20. Sabar.

1.9K 240 18
                                    

Hilyah berjalan di area santriwati, niatnya akan menemui Asya dan Syifa. Ia kesana bukan untuk curhat mengenai rasa sakit hati dan juga permasalahannya dengan Gus Adzam melainkan untuk menghibur diri. Lagi pula Asya dan Syifa hanya tau jika ia sebatas kerabatnya saja bukan seorang istri dari Gusnya mereka.

Kerena sudah tau dimana letak kamar asrama mereka berdua, Hilyah mengetuk pintu kamar tersebut. "Assalamu'alaikum. Asya, Syifa ini gue Hilyah." ucapnya sedikit berteriak.

"Wa'alaikumsalam, sebentar aku pake kerudung dulu." sahut salah seorang gadis dari dalam kamar.

Syifa keluar dari kamarnya. "Eh, Mbak Hilyah ayo masuk."

Hilyah memasuki kamar ini untuk yang kedua kalinya. Disana ada Asya  yang tengah memakan makanan ringan.

"Makan, Mbak sini." tawarnya.

Hilyah mengangguk kemudian ia duduk di lantai dan mengambil cemilan tersebut. Masa sudah ditawari malah ditolak, rugi. Pikirnya. Kebetulan juga ia lapar.

"Kalian lagi sibuk nggak nih gue kesini? Takutnya gue ganggu kalian."

Keduanya kompak menggeleng. "Ndak ganggu kok, kita juga baru datang habis ada kegiatan di masjid."

Hilyah mengangguk paham sembari mulutnya mengunyah snack.

"Yang lain kemana? Waktu pagi juga gue cuma liat kalian berdua aja disini." tanya Hilyah kembali. Karena saat pagi ia kesini juga hanya ada dua temannya ini dan tak ada yang lain.

"Kita emang berdua aja disini, belum ada santriwati lagi. Mungkin nanti kalau ada ajaran baru."

"Enggak takut cuma berdua doang di kamar yang lumayan gede cuma diisi sama kalian aja?"

Asya menghentikan terlebih dahulu ngemilnya. "Waktu kita berdua baru jadi santriwati disini dan kebetulan juga kita disini dan cuma berdua aja. Waktu awal-awal masuk kita berdua emang takut banget di sini. Karena takut mungkin kita juga sering berhalusinasi."

"Pernah juga kita lihat bayangan disini tau, tinggi banget." sambung Syifa.

Asya mengangguk, membetulkan ucapan Syifa. Hilyah tetap mengemil dan mendengarkannya dengan penuh kenikmatan karena diberi makanan gratis. Karena menurutnya yang gratis lebih enak. Tapi ia juga menghargai dengan cara mendengarkan keduanya bercerita.

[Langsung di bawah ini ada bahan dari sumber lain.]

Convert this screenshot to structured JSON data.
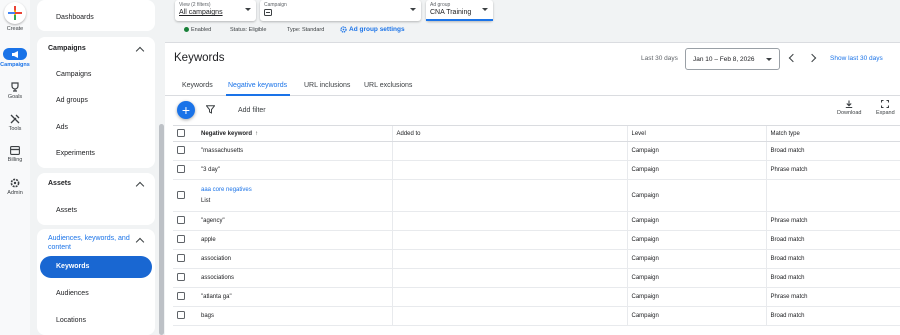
{
  "rail": {
    "create": "Create",
    "campaigns": "Campaigns",
    "goals": "Goals",
    "tools": "Tools",
    "billing": "Billing",
    "admin": "Admin"
  },
  "sidebar": {
    "dashboards": "Dashboards",
    "campaigns_header": "Campaigns",
    "campaigns_items": [
      "Campaigns",
      "Ad groups",
      "Ads",
      "Experiments"
    ],
    "assets_header": "Assets",
    "assets_items": [
      "Assets"
    ],
    "audiences_header": "Audiences, keywords, and content",
    "audiences_items": [
      "Keywords",
      "Audiences",
      "Locations"
    ],
    "active_item": "Keywords"
  },
  "topbar": {
    "view_label": "View (2 filters)",
    "view_value": "All campaigns",
    "campaign_label": "Campaign",
    "adgroup_label": "Ad group",
    "adgroup_value": "CNA Training",
    "status_enabled": "Enabled",
    "status_text": "Status: Eligible",
    "type_text": "Type: Standard",
    "settings_link": "Ad group settings"
  },
  "page": {
    "title": "Keywords",
    "date_label": "Last 30 days",
    "date_range": "Jan 10 – Feb 8, 2026",
    "show_last": "Show last 30 days"
  },
  "tabs": [
    "Keywords",
    "Negative keywords",
    "URL inclusions",
    "URL exclusions"
  ],
  "active_tab": "Negative keywords",
  "toolbar": {
    "add_filter": "Add filter",
    "download": "Download",
    "expand": "Expand"
  },
  "table": {
    "headers": {
      "keyword": "Negative keyword",
      "added_to": "Added to",
      "level": "Level",
      "match_type": "Match type"
    },
    "rows": [
      {
        "keyword": "\"massachusetts",
        "level": "Campaign",
        "match": "Broad match"
      },
      {
        "keyword": "\"3 day\"",
        "level": "Campaign",
        "match": "Phrase match"
      },
      {
        "keyword": "aaa core negatives",
        "sub": "List",
        "level": "Campaign",
        "match": ""
      },
      {
        "keyword": "\"agency\"",
        "level": "Campaign",
        "match": "Phrase match"
      },
      {
        "keyword": "apple",
        "level": "Campaign",
        "match": "Broad match"
      },
      {
        "keyword": "association",
        "level": "Campaign",
        "match": "Broad match"
      },
      {
        "keyword": "associations",
        "level": "Campaign",
        "match": "Broad match"
      },
      {
        "keyword": "\"atlanta ga\"",
        "level": "Campaign",
        "match": "Phrase match"
      },
      {
        "keyword": "bags",
        "level": "Campaign",
        "match": "Broad match"
      }
    ]
  },
  "colors": {
    "accent": "#1a73e8",
    "active_nav": "#1967d2",
    "enabled": "#188038"
  }
}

"Karena takut, kita lapor langsung ke Abi Raihan. Abi sama Kyai Umar langsung datang ke kamar kita dan langsung didoain. Alhamdulillah setelah itu ndak ada lagi yang mengganggu. Sebelumnya juga ada dua orang disini lagi, cuma ya karena itu mereka lebih pilih pindah asrama."

"Dan cuma kita yang tahan, ya gak, Asya?" Asya mengangguk.

"Lumayan serem juga ya."

"Banyakin doa sama ibadah, insya Allah mereka nggak akan ganggu lagi karena selain iman yang kuat, Allah juga selalu melindungi kita. Mereka juga makhluk ciptaan Allah sama seperti kita dan kedudukannya kita jauh yang lebih mulia."

"Allah menciptakan manusia dan jin juga sama, yaitu untuk beribadah kepada-Nya."

Hilyah terdiam. Jika diperbolehkan, Hilyah ingin tinggal saja diasrama bersama Asya dan Syifa atau yang lainnya, daripada harus tinggal serumah dengan orang datar dan tidak menghargai istri.

Tapi, apakah ia diperbolehkan? Yang ada malah dimarahi, pikirnya.

Sebenarnya ia ingin meminta haknya pada sang suami, karena menurutnya Gus Adzam wajib mengajarkannya ilmu agama. Dan itu juga janji suaminya saat mengkhitbah dirinya. Jika tak mampu untuk mengajarinyapun, Hilyah ingin belajar agama islam pada Asya dan juga Syifa atau pada yang lainnya.